Significantly, CRF_BF and CRF02_AG strains typically found in South American countries and Africa respectively, were identified among Chinese HIV-1 patients [35–38]. To our knowledge, CRF_BF was firstly reported in China. More importantly, the two uncommon strains were both found in Shenzhen, which was an international metropolis with progressively international travel and immigration. Therefore, the identification of imported CRF_BF and CRF02_AG in Chinese indicates the newly emerging migration modes in the global HIV-1 pandemic. Furthermore, Few URFs were available in our study, HIV recombination can be presented in different regions (gag, pol and env) between different subtypes, therefore, more gene regions should be included in the further study for comprehensive and accurate HIV-1 classification.

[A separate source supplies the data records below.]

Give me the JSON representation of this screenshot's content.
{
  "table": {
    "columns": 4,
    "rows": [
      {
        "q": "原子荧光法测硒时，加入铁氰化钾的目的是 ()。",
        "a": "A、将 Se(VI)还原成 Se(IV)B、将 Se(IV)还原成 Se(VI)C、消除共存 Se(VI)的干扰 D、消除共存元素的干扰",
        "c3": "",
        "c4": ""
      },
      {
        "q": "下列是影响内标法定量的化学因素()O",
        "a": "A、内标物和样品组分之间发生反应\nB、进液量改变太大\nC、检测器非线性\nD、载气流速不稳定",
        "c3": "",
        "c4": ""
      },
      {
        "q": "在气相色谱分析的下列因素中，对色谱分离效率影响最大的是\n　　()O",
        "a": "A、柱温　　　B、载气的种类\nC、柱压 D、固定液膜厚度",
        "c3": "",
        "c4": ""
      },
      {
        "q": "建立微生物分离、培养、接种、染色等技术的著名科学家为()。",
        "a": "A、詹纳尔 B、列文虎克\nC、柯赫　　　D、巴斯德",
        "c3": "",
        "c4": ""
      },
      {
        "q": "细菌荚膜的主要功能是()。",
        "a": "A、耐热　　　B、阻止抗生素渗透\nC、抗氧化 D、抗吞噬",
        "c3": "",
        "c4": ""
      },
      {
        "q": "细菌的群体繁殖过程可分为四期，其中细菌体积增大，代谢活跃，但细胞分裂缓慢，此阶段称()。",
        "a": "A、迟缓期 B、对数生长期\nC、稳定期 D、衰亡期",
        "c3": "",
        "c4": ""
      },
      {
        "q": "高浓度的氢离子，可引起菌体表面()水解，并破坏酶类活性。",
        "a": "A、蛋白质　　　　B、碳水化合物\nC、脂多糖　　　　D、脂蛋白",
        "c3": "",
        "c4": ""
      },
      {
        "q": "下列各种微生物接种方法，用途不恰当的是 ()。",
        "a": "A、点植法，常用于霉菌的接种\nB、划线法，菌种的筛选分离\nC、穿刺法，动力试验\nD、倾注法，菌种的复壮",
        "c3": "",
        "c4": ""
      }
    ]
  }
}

In this study, we evaluated the distributions of env gp41 polymorphisms and ENF resistance-associated mutations among HIV-1 strains from 396 ENF-naïve HIV-1 infected population in Shenzhen, Chongqing and Wuhan in the period 2018–2019. In total, 27.5% HIV-1 isolates had primary ENF resistance-associated mutations and polymorphisms, higher than a previous study in Hong Kong (20.8%), China . Only one major ENF resistance-associated mutation (amino acid positions: 36–45), L44M, was discovered in the study, which has associated with 1.8 fold resistance to enfuvirtide in vitro . In China, ENF has been applied as salvage therapy for patients failing ordinary ART since 2015, but not been included in the Free AIDS Antiretroviral Therapy Manual , the low usage of ENF in China may contribute to the observed low prevalence of major ENF resistance mutations in our study (0.25%, 1/396), compared to the reports in Brazil (3.8%, 3/80) , Spain (3.0%, 6/200)  and US (16.7%, 2/12)  among ENF-untreated patients. However, several mutations (N126K, E137K, S138A) in the HR2 region presented in the study can lead to increased viral fusion activity and reduced susceptibility to ENF . Notably, these mutations in HR2 domain may dramatically reduce ENF susceptibility about 100-1000-fold, in combination with substitutions in HR1 domain (amino acid positions: 36–45) [43, 44]. In addition, a lot of minor mutations and polymorphisms (A30V, Q32L, L33V, L34M, S35A/F/T, Q39H, R46K/M/Q, E49D/K/Q, Q52H, H53N/Q/R, Q56K/R, I62V) associated with potential resistance ENF were discovered in our study have reported in previous studies [16, 25, 45, 46].
The subtype distribution of three dominant mutations indicated R46K/M/Q and S138A were predominant in subtype CRF07_BC, while E137K was mainly found in subtype B. The prevalence of resistance-associated mutations and polymorphisms may have relationship with HIV-1 subtypes. However, DRM determinations were analyzed by HIVfird Program, which is based on subtype B and has biased the results for non-B strains , further phenotypic resistance analysis should be performed to confirm the susceptibility to ENF among non-B subtypes.